The Episcopal Book of Common Prayer describes God as the one who "knows our necessities before we ask and our ignorance in asking." If this is what we believe, then the needs of the patients being studied are well known to God before they checked into the hospital, received certification from their HMOs, and were divided into the groups who would be prayed for unknowingly, knowingly prayed for, or ignored. So what kind of a God do we have here, anyway? Does this God keep files, one for those being prayed for and one for those desolate folks ignored by the faithful? I suppose this view of God means that some poor person stands before God in desperate need, God checks the intercession file, and announces "Too bad, so sad, not enough prayers came in, so you, friend, are out of luck." Or, do we have a God who is forgetful of his creation and needs prayers to serve as something of a string around the divine finger to remind God to be compassionate?
I would like to think that God does not run the intercessory prayer enterprise like a popularity poll, with those most prayed for gaining the benefits and others neglected. I would find it unsettling for God to need to be reminded of his job. If we are to pray for each other, then we need to consider some more mature and compelling reasons for intercessions.

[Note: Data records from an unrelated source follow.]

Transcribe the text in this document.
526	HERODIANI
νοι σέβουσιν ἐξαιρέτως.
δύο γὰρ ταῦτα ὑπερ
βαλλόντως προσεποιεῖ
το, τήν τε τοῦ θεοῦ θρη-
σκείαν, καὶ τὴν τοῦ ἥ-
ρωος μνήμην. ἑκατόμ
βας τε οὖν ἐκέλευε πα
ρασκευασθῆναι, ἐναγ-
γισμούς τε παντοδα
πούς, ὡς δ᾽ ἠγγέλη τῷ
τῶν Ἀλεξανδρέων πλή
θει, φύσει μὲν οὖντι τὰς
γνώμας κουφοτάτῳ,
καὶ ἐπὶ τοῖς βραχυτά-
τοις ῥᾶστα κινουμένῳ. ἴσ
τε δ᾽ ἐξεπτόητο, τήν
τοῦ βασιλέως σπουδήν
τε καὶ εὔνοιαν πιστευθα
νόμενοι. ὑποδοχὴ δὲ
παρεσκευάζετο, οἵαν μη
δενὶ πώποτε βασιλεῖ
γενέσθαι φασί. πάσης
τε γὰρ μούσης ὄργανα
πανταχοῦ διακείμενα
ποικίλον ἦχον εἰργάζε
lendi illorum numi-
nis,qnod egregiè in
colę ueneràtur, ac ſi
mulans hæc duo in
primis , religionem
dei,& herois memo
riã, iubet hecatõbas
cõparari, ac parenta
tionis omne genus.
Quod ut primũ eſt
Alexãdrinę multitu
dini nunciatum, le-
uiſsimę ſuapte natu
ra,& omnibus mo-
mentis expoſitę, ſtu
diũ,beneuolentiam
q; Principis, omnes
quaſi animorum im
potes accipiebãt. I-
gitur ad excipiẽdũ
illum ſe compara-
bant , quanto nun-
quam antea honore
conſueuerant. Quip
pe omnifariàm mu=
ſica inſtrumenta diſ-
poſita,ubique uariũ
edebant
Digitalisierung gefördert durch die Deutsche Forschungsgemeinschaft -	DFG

Intercession reminds us that human life is lived in community. The restoration of health involves people caring for the body, the mind and the human spirit. Chaplain Marek, at the Mayo Clinic offers an interesting explanation for why the people who knew they were prayed for had (slightly) more instances of postoperative complications. Perhaps they neglected their medical care during recovery because they thought that prayer covered all bases. It doesn't. Whenever we pray for the sick at our healing services, at the Episcopal parish where I serve, we always pray for physicians, nurses and all who minister to the suffering, recognizing that we are engaged in common endeavor.